Peneliti Hidupkan Kembali Otak Babi di Luar Tubuhnya

Baru-baru ini, para peneliti melakukan percobaan yang menimbulkan kontroversi. Percobaan tersebut adalah menghidupkan kembali otak babi di luar tubuhnya.

Pertama kalinya di dunia, para ilmuwan melakukan hal tersebut terhadap 200 otak babi. Mereka juga menjaganya tetap hidup di luar tubuh selama 36 jam. Otak babi tersebut didapatkan dari rumah jagal. Selanjutnya, sirkulasi mereka dipulihkan dengan sistem pompa, pemanas, dan darah buatan. Jika sebelumnya para peneliti yakin bahwa otak tanpa tubuh akan menjadi tidak sadar, mereka justru menemukan hal sebaliknya. Mereka mendapati miliaran sel mulai berfungsi normal setelah perawatan.

Hasil ini diumumkan pada pertemuan yang diselenggarakan oleh Institut Kesehatan Nasional AS (NIH). Selanjutnya, penelitian ini juga dilaporkan dalam MIT Technology Review. Dr Nenad Sestan, pemimpin penelitian ini menggambarkan hasilnya sebagai sesuatu yang “membingungkan” dan “tak terduga”. Dia juga mengungkapkan kekhawatirannya tentang potensi aplikasi di masa depan pada manusia. Untuk mendapat temuan ini, tim peneliti dari Yale University, AS menempatkan elektroda pada permukaan luar organ. Elektroda inilah yang bisa menangkap tanda-tanda aktivitas listrik yang mengisyaratkan pikiran atau perasaan.

Mulanya, hasil menunjukkan bahwa otak sadar sebagian. Sayangnya, ini keliru dan membuat para ilmuwan menyimpulkan bahwa mereka menghasilkan gelombang otak datar sebanding dengan orang yang sedang koma. “Otak binatang itu tidak menyadari apapun, saya sangat yakin akan hal itu,” ungkap Dr Sestan dikutip dari The Independent, Jumat (27/04/2018). Jika hal ini bisa diulang pada otak manusia, maka para peneliti bisa menggunakannya untuk menguji perawatan baru untuk gangguan neurologis. Meski begitu, Dr Sesta adalah orang pertama yang juga memunculkan masalah etika. Salah satunya adalah apakah otak tersebut memiliki kesadaran atau tidak. “Secara hipotesis, seseorang menggunakan teknologi ini, membuatnya lebih baik, dan memulihkan aktivitas [otak] seseorang,” katanya.

Jika memiliki kesadaran, otak tersebut harus mendapat perlindungan khusus. Tak hanya itu, teknik yang digunakan harus bisa membantu memperpanjang rentang hidup seseorang. Dalam sebuah komentar yang diterbitkan dalam Journal Nature, Dr Sestan dan para ahli saraf lain menyerukan peraturan yang jelas untuk membimbing mereka dalam melakukan pekerjaan.

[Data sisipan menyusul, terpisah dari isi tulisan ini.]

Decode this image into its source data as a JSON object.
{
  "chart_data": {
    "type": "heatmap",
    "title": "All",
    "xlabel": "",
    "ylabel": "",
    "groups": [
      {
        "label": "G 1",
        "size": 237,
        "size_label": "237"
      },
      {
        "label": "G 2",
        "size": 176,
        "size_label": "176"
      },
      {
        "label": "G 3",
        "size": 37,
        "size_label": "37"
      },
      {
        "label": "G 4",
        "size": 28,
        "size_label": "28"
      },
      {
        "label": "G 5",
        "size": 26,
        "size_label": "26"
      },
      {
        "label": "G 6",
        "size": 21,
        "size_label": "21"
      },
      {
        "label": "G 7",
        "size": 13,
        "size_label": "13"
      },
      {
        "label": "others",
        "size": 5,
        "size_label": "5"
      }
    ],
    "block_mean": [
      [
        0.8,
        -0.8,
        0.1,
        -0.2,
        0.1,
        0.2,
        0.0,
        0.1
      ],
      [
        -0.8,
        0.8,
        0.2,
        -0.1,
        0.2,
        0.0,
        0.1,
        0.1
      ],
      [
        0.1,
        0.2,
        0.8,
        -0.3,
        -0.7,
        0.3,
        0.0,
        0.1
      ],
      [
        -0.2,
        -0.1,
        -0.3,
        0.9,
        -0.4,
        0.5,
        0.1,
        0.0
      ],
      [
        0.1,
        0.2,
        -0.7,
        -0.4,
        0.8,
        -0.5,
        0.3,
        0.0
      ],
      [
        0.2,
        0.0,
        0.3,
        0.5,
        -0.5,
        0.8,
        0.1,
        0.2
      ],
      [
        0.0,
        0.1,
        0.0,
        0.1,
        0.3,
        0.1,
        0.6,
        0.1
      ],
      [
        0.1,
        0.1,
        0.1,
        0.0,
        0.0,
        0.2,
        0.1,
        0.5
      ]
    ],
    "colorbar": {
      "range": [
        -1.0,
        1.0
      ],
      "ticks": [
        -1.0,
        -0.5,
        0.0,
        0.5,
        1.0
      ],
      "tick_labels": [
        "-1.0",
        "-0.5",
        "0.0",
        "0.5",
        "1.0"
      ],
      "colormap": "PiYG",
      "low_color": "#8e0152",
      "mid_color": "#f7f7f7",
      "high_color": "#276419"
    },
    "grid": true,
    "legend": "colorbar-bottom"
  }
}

“Jika peneliti bisa membuat jaringan otak di laboratorium yang mungkin tampak memiliki pengalaman sadar atau status fenomenal subyektif, akankah jaringan itu layak mendapat perlindungan yang secara rutin diberikan kepada subyek penelitian baik manusia atau hewan,” tulis mereka dikutip dari BBC, Jumat (27/04/2018). “Pertanyaan ini mungkin tampak aneh. Tentu saja, model eksperimental saat ini jauh dari memiliki kemampuan seperti itu. Tapi berbagai model sekarang sedang dikembangkan untuk lebih memahami otak manusia, termasuk versi miniatur, versi sederhana dari jaringan otak yang tumbuh di piring dari sel induk. Dan kemajuan terus dilakukan,” sambung mereka.

Para peneliti juga menyebut, cara mengukur kesadaran perlu dikembangkan dan batasan ketat perlu ditetapkan. Ini agar para ahli tetap bisa melakukan pekerjaan mereka tanpa mendapat perdebatan publik.